Тусклые краски старых вывесок без разбору дергались, вызывая тошнотворное раздражение и резь в глазах, отчего те слезились. Местами жуткие витрины и вовсе были разбиты, но, тем не менее, включены, потому выглядели как изжеванные комья чего-то пластикового и мигающего. Эту пестроту дополняли бесчисленные надписи на стенах, которые тоже исполняли роль опознавательных знаков. Иногда даже содержали в себе зазывные четверостишья. Землю полностью покрывала мелкая решетка из темного сплава, но за долгие годы службы, эти плиты кое-где истончились, проломились или лишились креплений. Такие провалы являли отвратительную картину – зловонную жижу, что полностью заливала своим месивом почву. Если бы не дорожки и та самая решетка, то приходилось бы идти и наслаждаться чавкающим звуком от шагов, увязая в ядовитой трясине по щиколотку, а может быть, и по колено.

На узких, грязных улицах, больше напоминающих туннели, не было многолюдно, но ощущение суеты и спешки все равно возникало. Возможно, виной тому были сгорбленные, истощенные и дрожащие от холода и тревоги прохожие, которые буквально бежали, а не шли, боясь смотреть в глаза. Они двигались мелкими перебежками, останавливаясь за каждым углом, выглядывая из-за них прежде, чем продолжить свой путь.

Все были грязными, в разлезающихся на нити от движений лохмотьях и облепленных комьями вязкой жижи сапогах. Многие с наспех перевязанными, гноящимися ранами. И все без исключения с оружием. Оружием старым, даже древним, уже давно забытым в большом мире. Встречались создания и с самодельными копьями, цепями и просто палками, заменяющими им дубинки. Те, кто по какой-то причине оказался безоружным, обреченно гнили там, где их бесполезные души покинули жалкие тела.

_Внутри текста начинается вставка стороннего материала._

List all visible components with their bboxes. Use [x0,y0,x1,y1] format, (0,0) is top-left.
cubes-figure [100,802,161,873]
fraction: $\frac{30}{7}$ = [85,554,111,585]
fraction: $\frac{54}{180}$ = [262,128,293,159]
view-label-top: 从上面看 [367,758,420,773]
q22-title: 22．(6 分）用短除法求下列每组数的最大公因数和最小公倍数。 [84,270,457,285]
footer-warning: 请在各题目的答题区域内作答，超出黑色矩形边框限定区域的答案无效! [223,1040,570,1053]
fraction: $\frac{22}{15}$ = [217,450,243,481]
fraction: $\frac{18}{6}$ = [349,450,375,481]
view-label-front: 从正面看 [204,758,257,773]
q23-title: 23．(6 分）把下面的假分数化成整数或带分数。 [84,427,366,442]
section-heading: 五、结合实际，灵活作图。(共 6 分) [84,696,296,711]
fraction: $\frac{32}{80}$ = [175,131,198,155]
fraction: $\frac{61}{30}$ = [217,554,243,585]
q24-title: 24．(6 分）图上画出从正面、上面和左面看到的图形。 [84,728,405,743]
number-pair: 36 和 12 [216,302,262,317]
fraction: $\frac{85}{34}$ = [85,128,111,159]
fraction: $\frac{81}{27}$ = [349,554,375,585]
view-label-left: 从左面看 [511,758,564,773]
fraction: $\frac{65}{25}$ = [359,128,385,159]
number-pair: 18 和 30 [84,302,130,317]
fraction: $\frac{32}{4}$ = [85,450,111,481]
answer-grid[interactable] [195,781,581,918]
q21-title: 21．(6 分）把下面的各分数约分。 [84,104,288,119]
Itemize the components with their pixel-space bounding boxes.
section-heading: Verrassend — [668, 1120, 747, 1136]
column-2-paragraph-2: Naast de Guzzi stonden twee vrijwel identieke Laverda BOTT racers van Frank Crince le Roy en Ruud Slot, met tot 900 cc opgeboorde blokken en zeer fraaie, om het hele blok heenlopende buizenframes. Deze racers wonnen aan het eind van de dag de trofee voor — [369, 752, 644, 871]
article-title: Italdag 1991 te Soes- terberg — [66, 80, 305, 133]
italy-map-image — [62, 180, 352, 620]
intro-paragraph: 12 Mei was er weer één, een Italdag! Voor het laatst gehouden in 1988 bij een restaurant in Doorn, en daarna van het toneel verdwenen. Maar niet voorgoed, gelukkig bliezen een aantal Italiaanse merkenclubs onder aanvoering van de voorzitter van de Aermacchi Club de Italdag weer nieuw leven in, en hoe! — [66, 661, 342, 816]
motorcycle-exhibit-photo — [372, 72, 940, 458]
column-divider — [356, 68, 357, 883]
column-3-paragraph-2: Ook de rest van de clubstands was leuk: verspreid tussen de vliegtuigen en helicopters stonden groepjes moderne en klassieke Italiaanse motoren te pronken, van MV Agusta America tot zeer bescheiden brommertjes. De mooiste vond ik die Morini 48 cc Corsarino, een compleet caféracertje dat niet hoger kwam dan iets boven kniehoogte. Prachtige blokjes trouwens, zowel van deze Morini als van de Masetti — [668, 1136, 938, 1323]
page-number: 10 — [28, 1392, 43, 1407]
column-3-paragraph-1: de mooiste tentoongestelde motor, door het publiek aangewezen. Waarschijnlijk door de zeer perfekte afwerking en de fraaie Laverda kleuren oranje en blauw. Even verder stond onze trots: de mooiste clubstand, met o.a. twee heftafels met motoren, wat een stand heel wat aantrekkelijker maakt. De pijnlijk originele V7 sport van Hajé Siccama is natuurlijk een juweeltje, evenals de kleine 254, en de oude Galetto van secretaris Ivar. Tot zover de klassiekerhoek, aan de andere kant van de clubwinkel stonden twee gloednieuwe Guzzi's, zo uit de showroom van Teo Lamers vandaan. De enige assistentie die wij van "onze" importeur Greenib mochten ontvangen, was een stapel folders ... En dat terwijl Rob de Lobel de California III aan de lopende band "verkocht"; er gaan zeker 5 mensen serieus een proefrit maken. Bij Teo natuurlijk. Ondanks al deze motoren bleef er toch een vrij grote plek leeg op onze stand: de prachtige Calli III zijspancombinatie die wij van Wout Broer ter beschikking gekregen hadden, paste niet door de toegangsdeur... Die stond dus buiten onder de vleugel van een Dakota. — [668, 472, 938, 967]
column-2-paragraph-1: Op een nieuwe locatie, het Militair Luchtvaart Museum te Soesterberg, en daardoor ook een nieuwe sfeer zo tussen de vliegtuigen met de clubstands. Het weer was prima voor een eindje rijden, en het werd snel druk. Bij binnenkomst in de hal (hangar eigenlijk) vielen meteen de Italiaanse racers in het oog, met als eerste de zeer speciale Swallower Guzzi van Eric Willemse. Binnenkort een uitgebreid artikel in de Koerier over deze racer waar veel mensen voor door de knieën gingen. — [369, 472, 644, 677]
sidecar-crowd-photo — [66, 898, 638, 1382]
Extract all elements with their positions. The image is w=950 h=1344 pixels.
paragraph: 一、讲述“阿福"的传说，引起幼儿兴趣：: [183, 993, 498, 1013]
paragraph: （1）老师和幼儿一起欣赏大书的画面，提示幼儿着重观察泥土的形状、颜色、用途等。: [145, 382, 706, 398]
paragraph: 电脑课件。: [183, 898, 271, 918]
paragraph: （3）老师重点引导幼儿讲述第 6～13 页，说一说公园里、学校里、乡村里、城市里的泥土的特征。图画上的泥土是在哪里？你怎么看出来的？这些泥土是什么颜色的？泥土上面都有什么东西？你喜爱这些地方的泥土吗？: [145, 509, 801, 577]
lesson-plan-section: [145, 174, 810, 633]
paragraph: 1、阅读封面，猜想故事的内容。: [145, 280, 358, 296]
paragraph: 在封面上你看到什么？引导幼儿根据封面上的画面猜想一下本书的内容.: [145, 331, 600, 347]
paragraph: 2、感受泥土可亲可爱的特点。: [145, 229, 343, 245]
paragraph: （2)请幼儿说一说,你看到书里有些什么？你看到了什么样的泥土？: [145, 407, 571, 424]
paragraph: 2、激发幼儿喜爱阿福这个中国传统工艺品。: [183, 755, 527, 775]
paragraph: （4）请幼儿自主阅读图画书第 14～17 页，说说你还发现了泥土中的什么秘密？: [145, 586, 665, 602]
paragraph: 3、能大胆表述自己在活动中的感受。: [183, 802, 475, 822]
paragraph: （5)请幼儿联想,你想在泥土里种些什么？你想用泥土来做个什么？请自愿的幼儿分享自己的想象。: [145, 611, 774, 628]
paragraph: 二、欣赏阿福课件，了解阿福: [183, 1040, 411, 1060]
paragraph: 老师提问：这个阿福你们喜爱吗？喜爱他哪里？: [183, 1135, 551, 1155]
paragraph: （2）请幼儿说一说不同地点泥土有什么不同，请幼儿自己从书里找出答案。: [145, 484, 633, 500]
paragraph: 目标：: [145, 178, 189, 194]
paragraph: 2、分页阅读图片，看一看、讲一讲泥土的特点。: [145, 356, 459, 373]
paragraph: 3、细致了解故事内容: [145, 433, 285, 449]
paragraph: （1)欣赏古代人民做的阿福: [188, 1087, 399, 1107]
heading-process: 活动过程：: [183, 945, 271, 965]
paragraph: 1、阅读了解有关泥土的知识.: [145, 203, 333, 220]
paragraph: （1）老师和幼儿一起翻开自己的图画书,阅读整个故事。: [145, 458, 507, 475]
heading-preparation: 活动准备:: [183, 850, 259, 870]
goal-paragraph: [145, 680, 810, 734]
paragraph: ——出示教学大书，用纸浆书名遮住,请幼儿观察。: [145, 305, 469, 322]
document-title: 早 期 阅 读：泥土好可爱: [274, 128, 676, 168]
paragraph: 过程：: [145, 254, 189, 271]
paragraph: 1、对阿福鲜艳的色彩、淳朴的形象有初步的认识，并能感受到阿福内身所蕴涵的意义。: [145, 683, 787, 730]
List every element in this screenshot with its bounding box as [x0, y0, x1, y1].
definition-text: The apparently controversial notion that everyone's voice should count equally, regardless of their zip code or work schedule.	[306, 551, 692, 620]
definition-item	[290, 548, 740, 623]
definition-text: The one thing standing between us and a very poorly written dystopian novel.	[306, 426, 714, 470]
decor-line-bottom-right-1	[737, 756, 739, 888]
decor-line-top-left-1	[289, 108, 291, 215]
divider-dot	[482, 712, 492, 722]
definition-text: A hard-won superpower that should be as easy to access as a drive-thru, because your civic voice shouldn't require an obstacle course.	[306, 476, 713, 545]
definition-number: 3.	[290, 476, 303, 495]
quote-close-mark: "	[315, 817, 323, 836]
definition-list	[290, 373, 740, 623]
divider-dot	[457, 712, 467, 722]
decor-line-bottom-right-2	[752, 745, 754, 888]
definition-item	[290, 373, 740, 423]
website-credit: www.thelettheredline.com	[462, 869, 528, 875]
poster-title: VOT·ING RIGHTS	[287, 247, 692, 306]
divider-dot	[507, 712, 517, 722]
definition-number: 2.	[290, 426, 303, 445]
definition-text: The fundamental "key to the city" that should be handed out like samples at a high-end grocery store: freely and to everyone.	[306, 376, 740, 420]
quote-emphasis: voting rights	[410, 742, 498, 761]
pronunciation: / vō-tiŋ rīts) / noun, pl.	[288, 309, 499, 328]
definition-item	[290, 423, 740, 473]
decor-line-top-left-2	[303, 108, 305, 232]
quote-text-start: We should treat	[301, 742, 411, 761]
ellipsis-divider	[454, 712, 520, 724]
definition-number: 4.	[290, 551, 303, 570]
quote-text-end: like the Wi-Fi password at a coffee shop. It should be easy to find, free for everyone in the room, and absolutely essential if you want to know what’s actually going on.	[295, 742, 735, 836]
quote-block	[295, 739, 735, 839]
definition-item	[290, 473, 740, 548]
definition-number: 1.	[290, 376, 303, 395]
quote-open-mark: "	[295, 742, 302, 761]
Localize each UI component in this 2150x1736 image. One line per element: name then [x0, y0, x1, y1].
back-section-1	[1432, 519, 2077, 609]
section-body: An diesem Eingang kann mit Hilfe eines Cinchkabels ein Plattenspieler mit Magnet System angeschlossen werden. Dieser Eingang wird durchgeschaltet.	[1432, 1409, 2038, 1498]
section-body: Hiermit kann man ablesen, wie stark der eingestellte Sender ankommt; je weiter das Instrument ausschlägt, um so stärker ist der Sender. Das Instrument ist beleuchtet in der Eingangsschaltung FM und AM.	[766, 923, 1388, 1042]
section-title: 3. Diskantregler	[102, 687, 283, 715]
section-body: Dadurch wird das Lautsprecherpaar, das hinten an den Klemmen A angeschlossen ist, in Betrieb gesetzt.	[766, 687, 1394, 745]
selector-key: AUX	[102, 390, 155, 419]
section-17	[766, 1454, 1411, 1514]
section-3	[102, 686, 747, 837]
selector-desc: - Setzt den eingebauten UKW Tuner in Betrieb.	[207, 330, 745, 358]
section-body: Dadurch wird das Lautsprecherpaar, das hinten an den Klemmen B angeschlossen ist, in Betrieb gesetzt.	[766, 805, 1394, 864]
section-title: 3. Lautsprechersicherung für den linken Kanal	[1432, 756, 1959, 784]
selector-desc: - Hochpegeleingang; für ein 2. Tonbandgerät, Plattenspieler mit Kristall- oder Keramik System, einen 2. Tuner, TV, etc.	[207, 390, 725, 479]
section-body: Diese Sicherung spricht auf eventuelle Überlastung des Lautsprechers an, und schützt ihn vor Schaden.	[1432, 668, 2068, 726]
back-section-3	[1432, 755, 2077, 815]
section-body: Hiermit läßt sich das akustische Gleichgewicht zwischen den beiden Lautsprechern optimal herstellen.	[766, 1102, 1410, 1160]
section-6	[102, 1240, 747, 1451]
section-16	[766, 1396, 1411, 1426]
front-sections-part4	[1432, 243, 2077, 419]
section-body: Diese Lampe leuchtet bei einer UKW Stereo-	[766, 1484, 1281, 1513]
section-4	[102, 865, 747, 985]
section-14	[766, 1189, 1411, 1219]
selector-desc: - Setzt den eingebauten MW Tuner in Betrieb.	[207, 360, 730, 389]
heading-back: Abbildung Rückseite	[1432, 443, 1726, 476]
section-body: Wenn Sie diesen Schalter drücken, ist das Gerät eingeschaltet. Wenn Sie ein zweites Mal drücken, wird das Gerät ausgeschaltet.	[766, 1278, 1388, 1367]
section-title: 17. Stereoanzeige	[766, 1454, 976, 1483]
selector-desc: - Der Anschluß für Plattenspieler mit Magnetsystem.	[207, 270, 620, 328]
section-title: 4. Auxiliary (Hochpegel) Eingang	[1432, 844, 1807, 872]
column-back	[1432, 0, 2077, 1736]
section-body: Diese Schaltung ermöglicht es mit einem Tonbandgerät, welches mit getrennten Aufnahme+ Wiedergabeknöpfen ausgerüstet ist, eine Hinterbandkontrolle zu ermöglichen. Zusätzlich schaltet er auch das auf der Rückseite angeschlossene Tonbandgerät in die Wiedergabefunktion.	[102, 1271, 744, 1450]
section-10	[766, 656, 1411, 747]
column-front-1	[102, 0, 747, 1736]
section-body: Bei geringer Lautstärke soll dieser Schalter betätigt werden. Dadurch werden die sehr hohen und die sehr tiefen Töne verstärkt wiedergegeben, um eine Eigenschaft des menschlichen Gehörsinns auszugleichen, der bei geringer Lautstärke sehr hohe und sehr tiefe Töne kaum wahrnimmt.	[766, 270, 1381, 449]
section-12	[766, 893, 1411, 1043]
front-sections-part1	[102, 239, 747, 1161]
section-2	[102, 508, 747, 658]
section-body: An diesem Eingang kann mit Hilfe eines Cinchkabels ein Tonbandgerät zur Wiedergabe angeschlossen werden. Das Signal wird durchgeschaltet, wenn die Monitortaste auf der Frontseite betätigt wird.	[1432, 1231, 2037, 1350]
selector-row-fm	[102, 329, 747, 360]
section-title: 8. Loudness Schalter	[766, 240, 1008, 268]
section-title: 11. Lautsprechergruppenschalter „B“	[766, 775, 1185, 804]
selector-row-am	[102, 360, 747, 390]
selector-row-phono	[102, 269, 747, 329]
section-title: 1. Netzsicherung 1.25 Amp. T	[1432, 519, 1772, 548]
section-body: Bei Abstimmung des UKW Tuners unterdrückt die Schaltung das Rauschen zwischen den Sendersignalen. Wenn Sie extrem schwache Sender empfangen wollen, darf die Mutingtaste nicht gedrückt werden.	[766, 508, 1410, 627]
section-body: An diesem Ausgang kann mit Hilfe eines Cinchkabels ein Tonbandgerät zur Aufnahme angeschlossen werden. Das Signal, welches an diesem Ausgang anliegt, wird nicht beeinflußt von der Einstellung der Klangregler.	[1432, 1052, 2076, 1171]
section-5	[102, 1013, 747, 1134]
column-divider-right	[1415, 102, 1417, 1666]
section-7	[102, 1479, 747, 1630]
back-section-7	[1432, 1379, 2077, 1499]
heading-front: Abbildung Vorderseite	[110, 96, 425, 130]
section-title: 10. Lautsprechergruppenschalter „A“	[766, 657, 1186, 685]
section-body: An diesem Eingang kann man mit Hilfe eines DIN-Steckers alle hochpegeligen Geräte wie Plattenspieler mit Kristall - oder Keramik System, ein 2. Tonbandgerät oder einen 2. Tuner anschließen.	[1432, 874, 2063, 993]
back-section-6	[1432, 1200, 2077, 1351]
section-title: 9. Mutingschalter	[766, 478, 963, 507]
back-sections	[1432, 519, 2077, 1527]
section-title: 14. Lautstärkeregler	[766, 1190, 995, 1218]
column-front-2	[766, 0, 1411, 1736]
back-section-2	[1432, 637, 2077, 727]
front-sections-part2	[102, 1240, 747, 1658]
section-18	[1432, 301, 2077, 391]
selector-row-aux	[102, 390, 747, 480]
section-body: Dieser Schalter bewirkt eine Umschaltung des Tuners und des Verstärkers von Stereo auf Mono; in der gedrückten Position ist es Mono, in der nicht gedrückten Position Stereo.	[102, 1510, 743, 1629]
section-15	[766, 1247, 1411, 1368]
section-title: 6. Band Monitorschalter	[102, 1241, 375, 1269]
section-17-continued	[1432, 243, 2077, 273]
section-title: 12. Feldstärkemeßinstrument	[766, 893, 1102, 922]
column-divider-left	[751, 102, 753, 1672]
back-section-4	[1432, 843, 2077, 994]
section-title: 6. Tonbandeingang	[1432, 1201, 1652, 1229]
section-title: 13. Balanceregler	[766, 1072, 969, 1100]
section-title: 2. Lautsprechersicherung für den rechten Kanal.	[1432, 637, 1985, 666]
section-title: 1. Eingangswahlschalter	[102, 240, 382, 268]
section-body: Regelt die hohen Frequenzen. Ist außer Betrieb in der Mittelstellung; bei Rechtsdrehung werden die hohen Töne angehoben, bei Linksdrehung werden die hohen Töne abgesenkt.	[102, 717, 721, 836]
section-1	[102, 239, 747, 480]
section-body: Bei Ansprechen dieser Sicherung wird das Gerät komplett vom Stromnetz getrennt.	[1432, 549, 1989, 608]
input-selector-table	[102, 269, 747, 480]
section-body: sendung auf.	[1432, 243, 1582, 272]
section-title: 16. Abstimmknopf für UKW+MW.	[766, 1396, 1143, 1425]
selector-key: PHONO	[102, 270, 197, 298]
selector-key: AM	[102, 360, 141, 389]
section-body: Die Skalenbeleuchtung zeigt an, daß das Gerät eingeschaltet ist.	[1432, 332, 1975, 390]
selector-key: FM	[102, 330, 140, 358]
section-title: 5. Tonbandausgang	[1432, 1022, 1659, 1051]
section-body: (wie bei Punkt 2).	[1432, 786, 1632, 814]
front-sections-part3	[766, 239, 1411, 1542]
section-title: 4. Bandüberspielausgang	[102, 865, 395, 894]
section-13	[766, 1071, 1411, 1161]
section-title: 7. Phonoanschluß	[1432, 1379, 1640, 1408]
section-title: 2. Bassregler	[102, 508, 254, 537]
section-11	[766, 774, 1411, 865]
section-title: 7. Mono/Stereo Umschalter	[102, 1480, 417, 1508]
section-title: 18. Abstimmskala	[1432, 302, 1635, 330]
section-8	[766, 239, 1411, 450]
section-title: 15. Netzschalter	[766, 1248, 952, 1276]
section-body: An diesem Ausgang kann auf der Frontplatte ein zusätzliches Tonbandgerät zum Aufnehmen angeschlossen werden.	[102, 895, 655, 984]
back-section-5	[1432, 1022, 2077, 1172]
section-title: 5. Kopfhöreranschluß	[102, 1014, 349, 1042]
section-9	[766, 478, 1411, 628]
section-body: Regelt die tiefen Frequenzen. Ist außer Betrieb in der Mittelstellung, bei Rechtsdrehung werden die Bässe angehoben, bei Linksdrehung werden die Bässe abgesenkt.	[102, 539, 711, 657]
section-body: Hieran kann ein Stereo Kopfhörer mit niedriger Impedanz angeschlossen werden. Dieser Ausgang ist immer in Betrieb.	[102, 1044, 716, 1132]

Я слышал их, опустившихся, лишенных разума. Чувствовал чернотой, которая не отступала от меня ни на шаг, но вовсе не стремилась разогреть в обреченных еще больший страх и панику. Складывалось впечатление, что она замерла всем своим хором, чтобы я смог увидеть, услышать, почувствовать и оценить подлинный мир, где когда-то жил. Чтобы я смог вспомнить и уже навсегда отсечь его от себя, а также воплотить в жизнь одну из своих задумок, которая родилась в момент ярости и ненависти ко всему, но последующее равнодушие не оставило секунд для озвучивания приказа.





Я слышал…

Они, те, кто не достоин был существовать в моем мире, скреблись в мусоре, ожидая волшебного шанса, который не придет никогда. И нет, не в слабости и бедности была причина моей ненависти. О, нет, далеко нет. Я видел, что не было сил дышать и жить в этих тварях, ибо в них не осталось той искры, что каждому дается при рождении. В них осталась, отсеялась лишь пустота. Та самая пустота, что возникла сразу после изменения мира, когда Аросы сошли с ума и захлебнулись одиночеством после потери… чего? Сохранившие орден потомки светлого культа держались, были способны играть роль последователей, но другие, отщепенцы, пали. Они признали поражение, смирились и отчаялись, превратившись в безвольных и бесполезных кукол.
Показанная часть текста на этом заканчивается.